Conflict of interest statement

Competing Interests: The authors have declared that no competing interests exist.


Figure 1
Figure 1. Screenshot of the METAREP Compare Page.
The Compare page allows users to filter, compare and visualize annotation attributes across multiple datasets. As illustrated in the upper panel, the user can find and select datasets of interest (here pooled body habitats were selected). The middle panel illustrates filter and compare options (here datasets were filtered for the pyruvate dehydrogenase complex and the heatmap plot option was selected). The bottom panel shows the compare results and allows users to switch between annotation attributes and specify its level of granularity (here the taxonomy attribute and phylum level were selected).
Figure 2
Figure 2. Heatmap plots of three enzymatic markers.
Marker abundance is contrasted across phyla (columns) and body habitats (rows) using Morisita-Horn distances in combination with the average linkage clustering method.
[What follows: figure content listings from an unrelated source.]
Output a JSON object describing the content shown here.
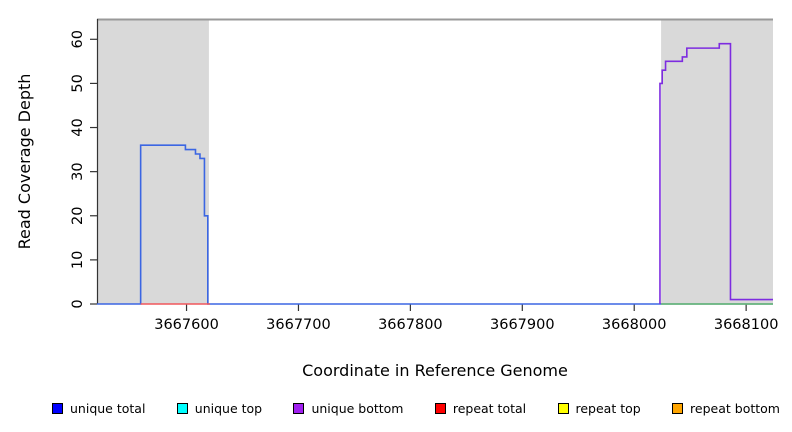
{
  "chart_data": {
    "type": "line",
    "title": "",
    "xlabel": "Coordinate in Reference Genome",
    "ylabel": "Read Coverage Depth",
    "x_range": [
      3667520,
      3668124
    ],
    "y_range": [
      0,
      64.6
    ],
    "x_ticks": [
      3667600,
      3667700,
      3667800,
      3667900,
      3668000,
      3668100
    ],
    "y_ticks": [
      0,
      10,
      20,
      30,
      40,
      50,
      60
    ],
    "grid": "off",
    "styles": {
      "band_color": "#d9d9d9",
      "top_border_color": "#999999",
      "axis_color": "#333333",
      "tick_label_color": "#000000"
    },
    "shaded_regions": [
      {
        "x0": 3667520,
        "x1": 3667620
      },
      {
        "x0": 3668024,
        "x1": 3668124
      }
    ],
    "series": [
      {
        "name": "unique total",
        "color": "#3b66e3",
        "points": [
          [
            3667520,
            0
          ],
          [
            3667559,
            0
          ],
          [
            3667559,
            36
          ],
          [
            3667599,
            36
          ],
          [
            3667599,
            35
          ],
          [
            3667608,
            35
          ],
          [
            3667608,
            34
          ],
          [
            3667612,
            34
          ],
          [
            3667612,
            33
          ],
          [
            3667616,
            33
          ],
          [
            3667616,
            20
          ],
          [
            3667619,
            20
          ],
          [
            3667619,
            0
          ],
          [
            3668124,
            0
          ]
        ]
      },
      {
        "name": "repeat total",
        "color": "#f0575c",
        "points": [
          [
            3667559,
            0
          ],
          [
            3667621,
            0
          ]
        ]
      },
      {
        "name": "green zero line",
        "color": "#6cbf6c",
        "points": [
          [
            3668024,
            0
          ],
          [
            3668124,
            0
          ]
        ]
      },
      {
        "name": "unique bottom",
        "color": "#7d2ce0",
        "points": [
          [
            3668023,
            0
          ],
          [
            3668023,
            50
          ],
          [
            3668025,
            50
          ],
          [
            3668025,
            53
          ],
          [
            3668028,
            53
          ],
          [
            3668028,
            55
          ],
          [
            3668043,
            55
          ],
          [
            3668043,
            56
          ],
          [
            3668047,
            56
          ],
          [
            3668047,
            58
          ],
          [
            3668076,
            58
          ],
          [
            3668076,
            59
          ],
          [
            3668086,
            59
          ],
          [
            3668086,
            1
          ],
          [
            3668124,
            1
          ]
        ]
      }
    ],
    "legend": {
      "position": "bottom",
      "entries": [
        {
          "label": "unique total",
          "color": "#0000ff"
        },
        {
          "label": "unique top",
          "color": "#00ffff"
        },
        {
          "label": "unique bottom",
          "color": "#a020f0"
        },
        {
          "label": "repeat total",
          "color": "#ff0000"
        },
        {
          "label": "repeat top",
          "color": "#ffff00"
        },
        {
          "label": "repeat bottom",
          "color": "#ffa500"
        }
      ]
    }
  }
}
Colors encode the relative abundance of the selected feature-dataset combination (dark red 0% to white 100%) while the dendograms at the top and left show annotation feature and dataset differences, respectively.
Figure 3
Figure 3. Hierarchical cluster plots of 48 samples taken from 12 females and 12 males at two different time points.
Hierarchical clustering analysis of a random subset of human microbiome samples taken from five human body regions clustered by NCBI taxonomy at the family level (a) and by KEGG pathways (b). Clusters were generated by the average linkage clustering method using the Morisita-Horn index to generate a distance matrix (shown on the x-axis). Dataset labels encode the following information [donor ID]-[habitat]-[gender]-[time point]-[sample ID]-[annotation-type]. For example, the dataset label 159814214-an-m-2-SRS047225-mtr encodes a sample from a male donor (ID 159814214) taken from the anterior nares site at time point 2 with sample ID (SRS047225) annotated by the metabolic reconstruction (HUMAnN) pipeline (mtr). The dotted line represents the level at which the tree was cut for analysis. The resulting clusters are labeled as follows: AN (anterior nares), BM (buccal mucosa), SP (supragingival plaque), ST (stool), and PF (posterior fornix).
Figure 4
Figure 4. Screenshots of METAREP statistical result panels.
List of phyla and pathways that are differentially abundant between the buccal mucosa (n = 116) and supragingival plague (n = 89) habitats. Taxonomic differences reported by Metastats with confidence intervals (formula image) shown in (a), differences in KEGG pathway abundance detected by the Wilcoxon rank-sum test are shown in (b).
Figure 5
Figure 5. Software architecture overview.
The METAREP software integrates several open source tools to import, store and analyze metagenomics annotations. Users can analyze stored data using a variety of web based tools. A subset of the web functionality is available via a programmatic access module which allows data retrieval directly from the MySQL database and Lucene index files.
Figure 6
Figure 6. Comparison of query response time for two weighted search approaches.
Each data point marks the query response time (y axis) for a query that returned x number of entries (x axis). The blue line indicates the linear fit for the weighted search approach while the red line indicates the linear fit for the distributed weighted search approach. Parameter estimations for the linear regression models are given in the boxes above the fitted lines.